人皆有颗八卦之心,他也不例外,“钟离是狗”的言论,成功勾起了他的好奇心。

        唰唰唰,火速往下拜读。

        ——一日道侣百日恩,你觉得我那么说他过分了是吧?一点都不。想当年,他修无情道,对谁都不冷不热,一碗水端平,我当然也没有多想,谁能猜到这种冰山木头也有偷偷开窍的可能?

        ——钟离狗暗恋我,不说,每天一有时间,就在校场旁看我舞剑,我舞完了,问他怎么样,他评论一句,力道不足,收招不够利落,还须勤加练习。我呸!他个弱柳扶风的琴修,懂个屁的剑!当时我就不乐意了,决定跟他打一场,以振雄风……当然了,其实也不是所有琴修都弱柳扶风。

        ——当日晚上,他敲门来给我送药,我赌气不肯收,他就在门外站着不走,说不收也可以,明天就去向师尊检举我藏春宫画册以及酒坛子的地方……个狗东西,帮我上药的时候,明明都快美上天了,还假装板着个脸,说我细皮嫩肉的,一点不像爷们,像个姑娘。
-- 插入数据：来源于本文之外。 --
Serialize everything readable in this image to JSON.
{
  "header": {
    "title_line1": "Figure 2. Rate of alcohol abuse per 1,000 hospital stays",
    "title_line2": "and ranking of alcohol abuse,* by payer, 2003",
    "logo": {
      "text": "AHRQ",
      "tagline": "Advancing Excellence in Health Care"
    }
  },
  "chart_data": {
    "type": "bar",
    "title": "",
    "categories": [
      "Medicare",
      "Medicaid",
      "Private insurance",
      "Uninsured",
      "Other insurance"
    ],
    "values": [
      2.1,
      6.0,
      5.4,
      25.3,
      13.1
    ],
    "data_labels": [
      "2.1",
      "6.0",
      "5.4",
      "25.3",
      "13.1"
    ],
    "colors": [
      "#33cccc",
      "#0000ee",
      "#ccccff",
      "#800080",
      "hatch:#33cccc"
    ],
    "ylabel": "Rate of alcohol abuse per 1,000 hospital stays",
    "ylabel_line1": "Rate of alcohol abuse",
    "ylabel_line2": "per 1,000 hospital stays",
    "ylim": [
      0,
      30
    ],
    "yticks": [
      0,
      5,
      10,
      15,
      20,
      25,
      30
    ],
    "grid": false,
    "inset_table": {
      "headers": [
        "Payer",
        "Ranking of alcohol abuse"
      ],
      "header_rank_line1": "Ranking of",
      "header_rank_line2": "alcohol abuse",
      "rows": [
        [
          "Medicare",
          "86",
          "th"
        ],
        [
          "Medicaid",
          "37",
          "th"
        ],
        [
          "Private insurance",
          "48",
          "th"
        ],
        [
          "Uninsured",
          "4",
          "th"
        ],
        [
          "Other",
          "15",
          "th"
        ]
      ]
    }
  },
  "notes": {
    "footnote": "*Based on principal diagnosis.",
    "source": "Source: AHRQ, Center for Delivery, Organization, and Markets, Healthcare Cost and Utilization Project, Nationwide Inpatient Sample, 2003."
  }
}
        ——宗门大比快到了,我连着几个月在校场练到四更天,他担心我,怕我练得太过晕倒,就也在不远处的琴室中,邦邦邦弹个没完,可他越邦,我越心急,练得就越晚,三个月下来,差点没让他给我卷死……那次大比之后,我元气大伤,在床上躺了七天才好,就这事,恨他恨了好久,现在都不想原谅。

        ——哎,诸如此类的,太多太多了,不胜枚举,就好比下雨天,我回去晚了,总能在上山的路口边碰到他,手里撑着一把伞,见我来了,绷着个克夫脸,说下这么大雨,也不带伞,你想淋死自己么?然后就把伞往我手里一塞,高贵冷艳,扭头走了。

        ——喂喂喂,就说但凡有点心,也该提一句下雨了我送你回去吧,或者我怕你淋到,一起回去怎么样,他这种人,为什么就没有孤独终老!

        “噗哈哈哈哈哈哈哈太好笑了……”江岁寒躺在藤椅里,笑得前仰后合,完全想不到钟离师叔年轻时候竟然是这么追人的。

        “如何,我没骗你吧?”苏怀遥不知何时过来的,端着盘青翠欲滴的果子,放到桌上,招呼着小洛过来,喂它吃一个,又递给江岁寒一个,“喜欢谁,就要大胆地说,若不是后来我因妖族之事和门中长老撕破脸,被打上妖孽的罪名,钟离狗恐怕一辈子都没勇气表白。”